Cenab-ı Hakkın kudreti ile yeniden hayat bulan bitkilerde ve hayvanlardaki güzellikler, sanatlar, nizam, intizam içinde dirilişler, uyanış ve teşekküller aklımıza, kalbimize, ruhumuza hitap etti. “O Allah yarattığı her şeyi güzel yapandır.” Ayetinde arz sayfalarında Allahın isimlerinin her yerde ve her şeyde tecelli eden güzelliklerini tezekkür, tesbih, tahmid, tehlil, tekbirlerle temaşa ettik.
Geleceğe ümit ve şevk müjdesi veren Kur’an tefsirleri, Bahar mevsimini haşrin misali, yeniden dirilişin numunesi, ahiretin habercisi olduğunu birçok misalle izah etmiştir. Mesela Bediüzzaman, eserlerinde bin sekiz yüz seksen sekiz defa geçen bahar kelimesi, tevhit delilerinin işaretleri olarak yer almıştır. Haşir meselesinde İbni Sina gibi meşhur bir dâhi: "İmân ederiz, fakat akıl bu yolda gidemez" diye hükmetmiştir. 1926 yılında Haşir Risalesi olarak telif edilen Onuncu Söz, fen ilimlerinden örneklerle akıl, mantık, kalp ve vicdan kabul edeceği delillerle haşri ispat etmiştir.
Bahsi geçen eserlerden İşaretü-l İ’caz tefsirinde, yeryüzü şöyle tasvir ediyor: “Bahar mevsimi gelince o beyaz elbiseyi üzerinden çıkarır, zümrüt gibi yeşil halılarını sahrâlarına serer.
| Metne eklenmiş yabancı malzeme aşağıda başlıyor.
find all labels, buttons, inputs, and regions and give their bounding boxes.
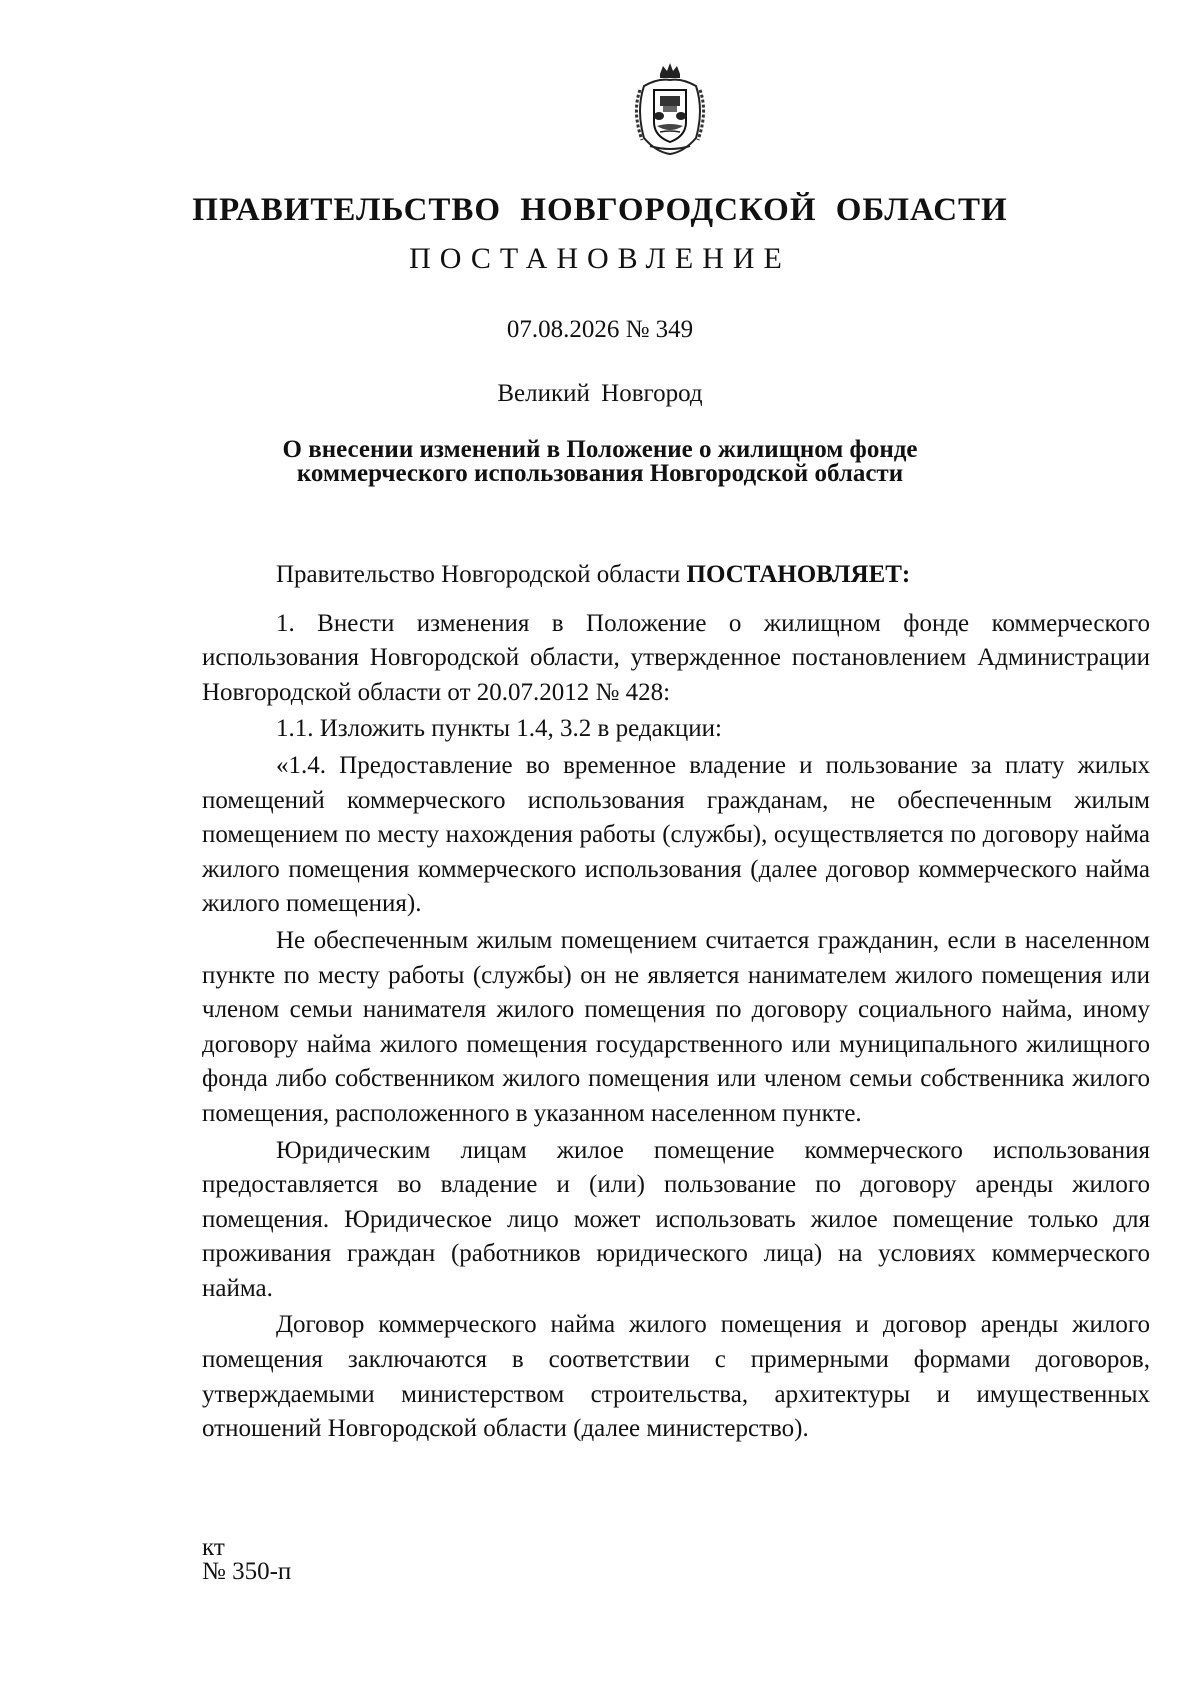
document-number: 349 [655,316,694,343]
document-footer [202,1536,291,1584]
footer-reference: № 350-п [202,1558,292,1585]
paragraph-1-1: 1.1. Изложить пункты 1.4, 3.2 в редакции: [276,715,722,743]
number-label: № [625,316,650,343]
organization-name: ПРАВИТЕЛЬСТВО НОВГОРОДСКОЙ ОБЛАСТИ [192,192,1008,228]
coat-of-arms-icon [630,60,710,156]
resolves-keyword: ПОСТАНОВЛЯЕТ: [686,561,911,588]
title-line-2: коммерческого использования Новгородской области [296,460,904,487]
city-name: Великий Новгород [497,380,703,407]
paragraph-1-4: «1.4. Предоставление во временное владение и пользование за плату жилых помещений коммерческого использования гражданам, не обеспеченным жилым помещением по месту нахождения работы (службы), осуществляется по договору найма жилого помещения коммерческого использования (далее договор коммерческого найма жилого помещения). [202,751,1150,918]
document-type: ПОСТАНОВЛЕНИЕ [409,242,791,275]
document-date: 07.08.2026 [506,316,620,343]
document-title [0,438,1200,486]
paragraph-legal-entities: Юридическим лицам жилое помещение коммерческого использования предоставляется во владение и (или) пользование по договору аренды жилого помещения. Юридическое лицо может использовать жилое помещение только для проживания граждан (работников юридического лица) на условиях коммерческого найма. [202,1136,1150,1302]
paragraph-1: 1. Внести изменения в Положение о жилищном фонде коммерческого использования Новгородской области, утвержденное постановлением Администрации Новгородской области от 20.07.2012 № 428: [202,609,1150,706]
footer-initials: кт [202,1534,225,1561]
paragraph-contract-forms: Договор коммерческого найма жилого помещения и договор аренды жилого помещения заключаются в соответствии с примерными формами договоров, утверждаемыми министерством строительства, архитектуры и имущественных отношений Новгородской области (далее министерство). [202,1311,1150,1443]
document-date-number [0,316,1200,344]
title-line-1: О внесении изменений в Положение о жилищном фонде [282,436,918,463]
paragraph-not-provided: Не обеспеченным жилым помещением считается гражданин, если в населенном пункте по месту работы (службы) он не является нанимателем жилого помещения или членом семьи нанимателя жилого помещения по договору социального найма, иному договору найма жилого помещения государственного или муниципального жилищного фонда либо собственником жилого помещения или членом семьи собственника жилого помещения, расположенного в указанном населенном пункте. [202,926,1150,1127]
intro-paragraph [202,558,1150,593]
document-body [202,558,1150,1447]
intro-text: Правительство Новгородской области [276,561,687,588]
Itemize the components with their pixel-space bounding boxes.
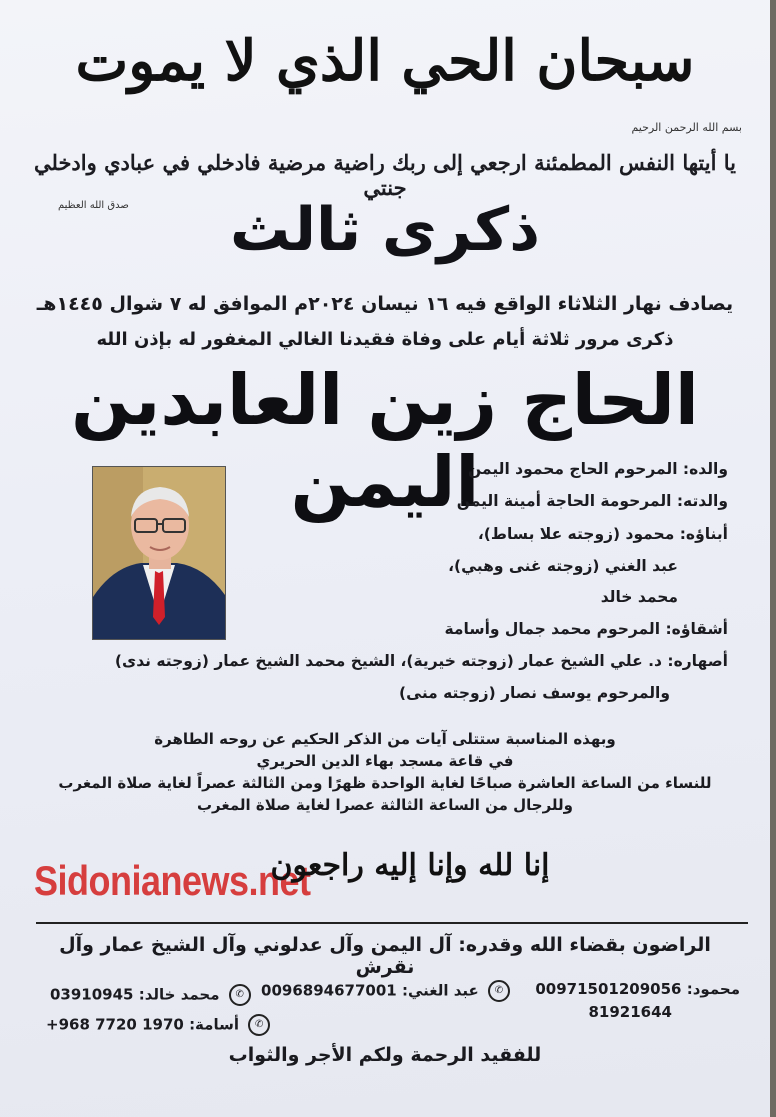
whatsapp-icon: ✆ bbox=[488, 980, 510, 1002]
mourners-line: الراضون بقضاء الله وقدره: آل اليمن وآل عدلوني وآل الشيخ عمار وآل نقرش bbox=[59, 934, 711, 978]
mother-label: والدته: bbox=[676, 492, 728, 510]
watermark: Sidonianews.net bbox=[34, 857, 311, 905]
contact-mahmoud bbox=[535, 980, 740, 998]
son-1: محمود (زوجته علا بساط)، bbox=[477, 525, 675, 543]
contact-mahmoud-2 bbox=[589, 1003, 673, 1021]
brothers-label: أشقاؤه: bbox=[665, 620, 728, 638]
contact-mohammad-khaled-label: محمد خالد: bbox=[138, 985, 220, 1004]
closing-calligraphy: إنا لله وإنا إليه راجعون bbox=[270, 848, 550, 883]
contact-mohammad-khaled-phone: 03910945 bbox=[50, 985, 134, 1004]
remembrance-line: ذكرى مرور ثلاثة أيام على وفاة فقيدنا الغالي المغفور له بإذن الله bbox=[96, 329, 674, 350]
contact-mahmoud-label: محمود: bbox=[686, 980, 740, 998]
sons-row bbox=[478, 525, 728, 543]
contact-osama-label: أسامة: bbox=[189, 1015, 239, 1034]
father-name: المرحوم الحاج محمود اليمن bbox=[467, 460, 678, 478]
occasion-title: ذكرى ثالث bbox=[230, 195, 540, 265]
contact-mohammad-khaled bbox=[50, 984, 255, 1006]
inlaws-row bbox=[115, 652, 728, 670]
sadaqa-text: صدق الله العظيم bbox=[58, 200, 129, 211]
event-line-2: في قاعة مسجد بهاء الدين الحريري bbox=[256, 752, 514, 770]
brothers-row bbox=[445, 620, 728, 638]
basmala: بسم الله الرحمن الرحيم bbox=[631, 121, 742, 134]
contact-osama bbox=[46, 1014, 274, 1036]
event-details bbox=[40, 728, 730, 816]
contact-mahmoud-phone-1: 00971501209056 bbox=[535, 980, 682, 998]
date-line: يصادف نهار الثلاثاء الواقع فيه ١٦ نيسان ٢٠٢٤م الموافق له ٧ شوال ١٤٤٥هـ bbox=[36, 293, 734, 315]
contact-mahmoud-phone-2: 81921644 bbox=[588, 1003, 672, 1021]
header-calligraphy: سبحان الحي الذي لا يموت bbox=[75, 28, 695, 94]
father-label: والده: bbox=[682, 460, 728, 478]
inlaws-line-1: د. علي الشيخ عمار (زوجته خيرية)، الشيخ محمد الشيخ عمار (زوجته ندى) bbox=[114, 652, 662, 670]
son-2: عبد الغني (زوجته غنى وهبي)، bbox=[448, 557, 678, 575]
contact-abdulghani bbox=[261, 980, 514, 1002]
contact-abdulghani-phone: 0096894677001 bbox=[261, 981, 397, 1000]
contact-abdulghani-label: عبد الغني: bbox=[401, 981, 479, 1000]
mother-name: المرحومة الحاجة أمينة اليمن bbox=[456, 492, 672, 510]
mother-row bbox=[457, 492, 728, 510]
whatsapp-icon: ✆ bbox=[229, 984, 251, 1006]
son-3: محمد خالد bbox=[600, 588, 678, 606]
divider bbox=[36, 922, 748, 924]
sons-label: أبناؤه: bbox=[679, 525, 728, 543]
event-line-4: وللرجال من الساعة الثالثة عصرا لغاية صلاة المغرب bbox=[196, 796, 573, 814]
inlaws-label: أصهاره: bbox=[667, 652, 728, 670]
footer-condolence: للفقيد الرحمة ولكم الأجر والثواب bbox=[228, 1044, 542, 1066]
father-row bbox=[468, 460, 728, 478]
brothers-names: المرحوم محمد جمال وأسامة bbox=[444, 620, 661, 638]
contact-osama-phone: +968 7720 1970 bbox=[46, 1015, 184, 1034]
whatsapp-icon: ✆ bbox=[248, 1014, 270, 1036]
inlaws-line-2: والمرحوم يوسف نصار (زوجته منى) bbox=[399, 684, 670, 702]
deceased-portrait bbox=[92, 466, 226, 640]
quran-verse: يا أيتها النفس المطمئنة ارجعي إلى ربك راضية مرضية فادخلي في عبادي وادخلي جنتي bbox=[34, 150, 736, 200]
event-line-3: للنساء من الساعة العاشرة صباحًا لغاية الواحدة ظهرًا ومن الثالثة عصراً لغاية صلاة المغرب bbox=[58, 774, 712, 792]
portrait-illustration bbox=[93, 467, 225, 639]
deceased-name: الحاج زين العابدين اليمن bbox=[71, 359, 699, 523]
event-line-1: وبهذه المناسبة ستتلى آيات من الذكر الحكيم عن روحه الطاهرة bbox=[154, 730, 616, 748]
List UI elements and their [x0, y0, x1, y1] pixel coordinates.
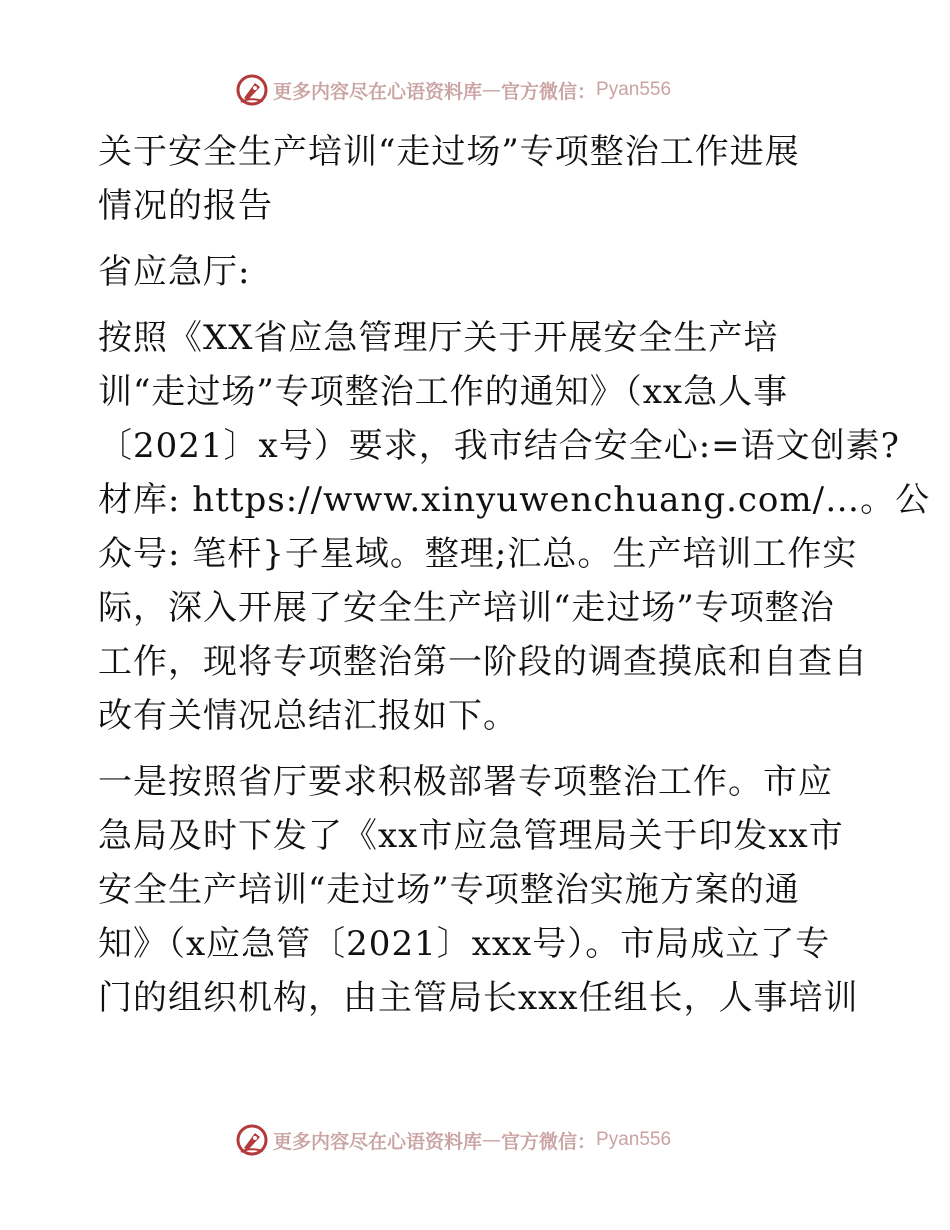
watermark-id: Pyan556	[596, 79, 672, 100]
paragraph-line: 〔2021〕x号）要求，我市结合安全心:=语文创素?	[98, 426, 900, 466]
title-line: 关于安全生产培训“走过场”专项整治工作进展	[98, 132, 800, 172]
paragraph-line: 众号: 笔杆}子星域。整理;汇总。生产培训工作实	[98, 534, 858, 574]
paragraph-line: 材库: https://www.xinyuwenchuang.com/…。公	[98, 480, 931, 520]
paragraph-line: 按照《XX省应急管理厅关于开展安全生产培	[98, 318, 779, 358]
watermark-separator: —	[482, 79, 502, 101]
watermark-separator: —	[482, 1129, 502, 1151]
paragraph-line: 训“走过场”专项整治工作的通知》（xx急人事	[98, 372, 789, 412]
pen-nib-logo-icon	[235, 1123, 269, 1157]
document-body	[98, 125, 931, 1025]
watermark-official-label: 官方微信：	[501, 1130, 597, 1153]
watermark-text: 更多内容尽在心语资料库	[273, 80, 483, 103]
pen-nib-logo-icon	[235, 73, 269, 107]
paragraph-line: 一是按照省厅要求积极部署专项整治工作。市应	[98, 762, 833, 802]
watermark-id: Pyan556	[596, 1129, 672, 1150]
paragraph-line: 知》（x应急管〔2021〕xxx号）。市局成立了专	[98, 924, 831, 964]
paragraph-line: 工作，现将专项整治第一阶段的调查摸底和自查自	[98, 642, 868, 682]
watermark-text: 更多内容尽在心语资料库	[273, 1130, 483, 1153]
watermark-official-label: 官方微信：	[501, 80, 597, 103]
paragraph-line: 际，深入开展了安全生产培训“走过场”专项整治	[98, 588, 835, 628]
paragraph-line: 安全生产培训“走过场”专项整治实施方案的通	[98, 870, 800, 910]
paragraph-line: 急局及时下发了《xx市应急管理局关于印发xx市	[98, 816, 844, 856]
paragraph-line: 门的组织机构，由主管局长xxx任组长，人事培训	[98, 978, 859, 1018]
footer-watermark	[235, 1122, 671, 1158]
header-watermark	[235, 72, 671, 108]
salutation: 省应急厅:	[98, 252, 251, 292]
paragraph-line: 改有关情况总结汇报如下。	[98, 696, 518, 736]
title-line: 情况的报告	[98, 186, 273, 226]
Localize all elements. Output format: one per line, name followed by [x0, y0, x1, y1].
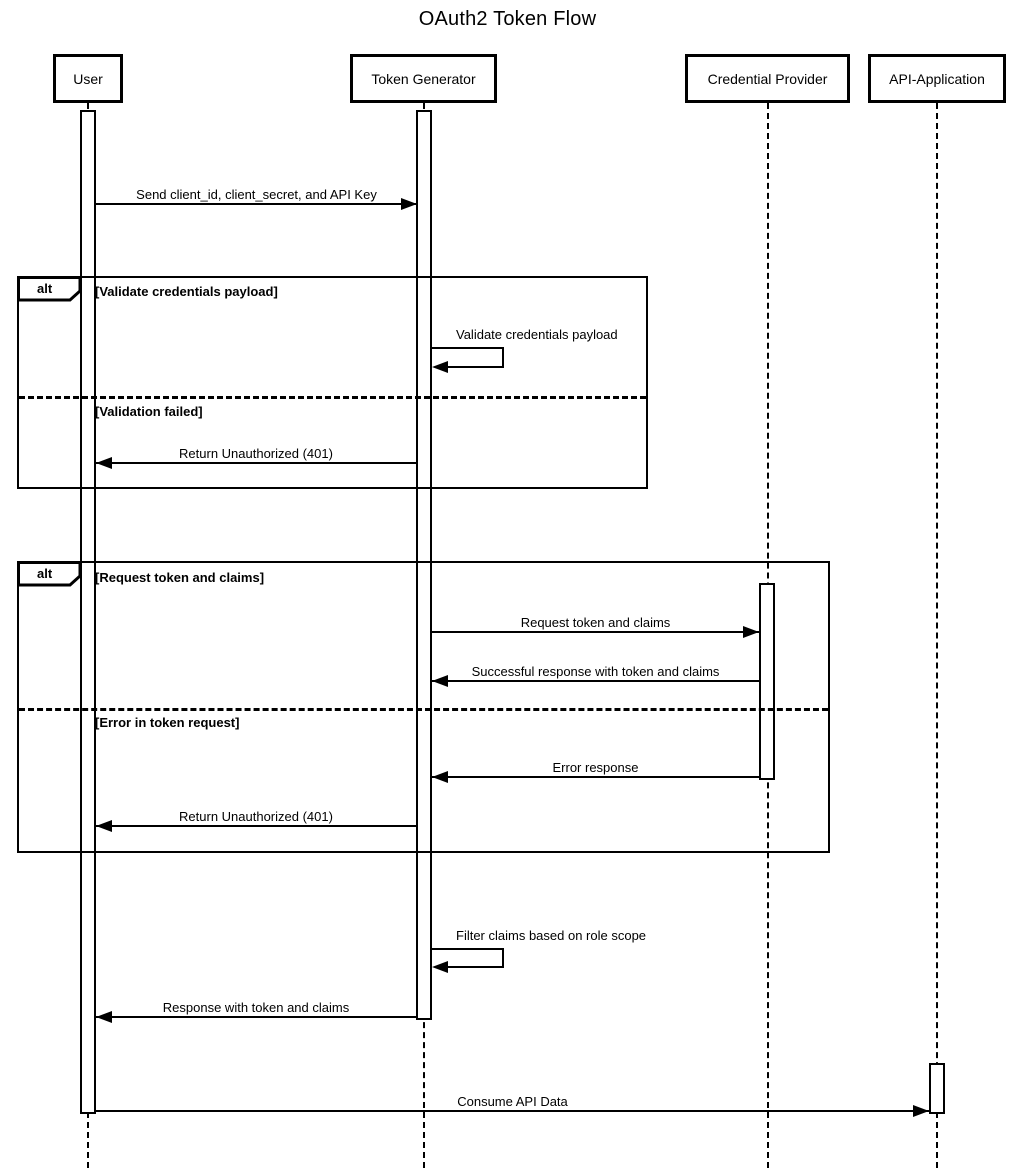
- message-line: [432, 948, 504, 950]
- message-line: [432, 347, 504, 349]
- message-request-token-label: Request token and claims: [520, 615, 671, 630]
- participant-api-application: [868, 54, 1006, 103]
- message-validate-credentials-label: Validate credentials payload: [456, 327, 618, 342]
- message-successful-response-label: Successful response with token and claims: [471, 664, 720, 679]
- participant-user: [53, 54, 123, 103]
- message-line: [446, 966, 504, 968]
- message-validate-credentials-self: [432, 327, 618, 368]
- message-line: [502, 347, 504, 368]
- guard-error-token-request: [Error in token request]: [95, 715, 240, 730]
- arrowhead-left-icon: [96, 1011, 112, 1023]
- message-line: [96, 1016, 416, 1018]
- message-line: [96, 825, 416, 827]
- arrowhead-right-icon: [401, 198, 417, 210]
- participant-credential-provider: [685, 54, 850, 103]
- message-line: [96, 462, 416, 464]
- activation-api-application: [929, 1063, 945, 1114]
- participant-credential-provider-label: Credential Provider: [707, 70, 828, 87]
- diagram-title: OAuth2 Token Flow: [418, 8, 597, 30]
- message-filter-claims-self: [432, 928, 647, 968]
- guard-request-token: [Request token and claims]: [95, 570, 265, 585]
- message-line: [96, 1110, 929, 1112]
- alt-frame-divider: [19, 708, 828, 711]
- message-line: [432, 680, 759, 682]
- message-line: [432, 631, 759, 633]
- arrowhead-left-icon: [432, 675, 448, 687]
- participant-token-generator: [350, 54, 497, 103]
- participant-api-application-label: API-Application: [889, 70, 985, 87]
- arrowhead-left-icon: [432, 361, 448, 373]
- message-line: [432, 776, 759, 778]
- arrowhead-left-icon: [96, 457, 112, 469]
- message-error-response-label: Error response: [552, 760, 639, 775]
- arrowhead-left-icon: [96, 820, 112, 832]
- message-line: [96, 203, 417, 205]
- message-return-unauthorized-1-label: Return Unauthorized (401): [179, 446, 333, 461]
- message-send-credentials-label: Send client_id, client_secret, and API Key: [136, 187, 377, 202]
- arrowhead-left-icon: [432, 961, 448, 973]
- arrowhead-right-icon: [913, 1105, 929, 1117]
- alt-operator-label: alt: [37, 566, 53, 581]
- arrowhead-right-icon: [743, 626, 759, 638]
- lifeline-api-application: [936, 103, 938, 1168]
- alt-frame-divider: [19, 396, 646, 399]
- participant-token-generator-label: Token Generator: [371, 70, 476, 87]
- participant-user-label: User: [73, 70, 103, 87]
- message-line: [446, 366, 504, 368]
- message-filter-claims-label: Filter claims based on role scope: [456, 928, 647, 943]
- guard-validation-failed: [Validation failed]: [95, 404, 203, 419]
- message-line: [502, 948, 504, 968]
- arrowhead-left-icon: [432, 771, 448, 783]
- guard-validate-credentials: [Validate credentials payload]: [95, 284, 278, 299]
- message-return-unauthorized-2-label: Return Unauthorized (401): [179, 809, 333, 824]
- message-consume-api-data-label: Consume API Data: [457, 1094, 568, 1109]
- alt-operator-label: alt: [37, 281, 53, 296]
- message-response-with-token-label: Response with token and claims: [162, 1000, 350, 1015]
Yem yeşil gömleklerini dağlarına giydirir. O dağların şahikalarının başlarına beyaz sarıklarını sarar. Ve bu güzel inkılâp ve manzaralarıyla kudret-i İlâhiyenin mu'cizelerini hikmet-i İlâhiyenin nazarına arz eder.” Allahın (c.c) kudretinin ve cemalinin hikmetini görür, insanların da, anlaması ve tefekkür etmesi için her eser üzerinde nizam ve intizamla vahdet tecellisini gösterir.
Yeryüzünü nimet sofrası olarak Allahın cömert ikramlarını nazarlara sunuyor: "Evet, bütün yeryüzünü bir sofra-i nimet eden ve bahar mevsimini bir çiçek destesi yapan ve o sofranın yanına koyan ve üstüne serpen bir Cevâd-ı Kerîm…”
Mayıs sonu baharda arzı süsleyen kır çiçekleri, kudret dairesinde tohumlarını gelecek bahara bırakarak; renkleri, şekilleri, kokuları, güzellikleri, sırları, manaları, hakikatleri şuur sahiplerinin nazarlarında ve hatıralarında, canlı, hoş, latif manzaralar bırakıp Rabbimizin ilim dairesine döndüler.
“Halbuki şu misafirhane-i dünyada görüyoruz, herkes çabuk gidip kayboluyor.” Bahar bir görünüp kayboldu, çiçekler soldu. Mevsimler gibi gençlik ve güzellikler mütemadiyen gider, gelmez… “Şu temelsiz ömür dahi bir rüzgâr gibi uçar, gider.” “Senin zamanın ve ömrün, berkten daha çabuk geçer; hayatın, çaydan daha sür’atli akar…”
Geçen ömürler, baharlar, güzellikler, servetlere bedel “Ya baki Entel baki” baki olan Allah bize yeter demeliyiz. Bütün duygularımızla Allah’ı (c.c.) tanımalıyız sevmeliyiz. Ahiret gününe iman etmeliyiz, ibadetle hazırlanmalıyız.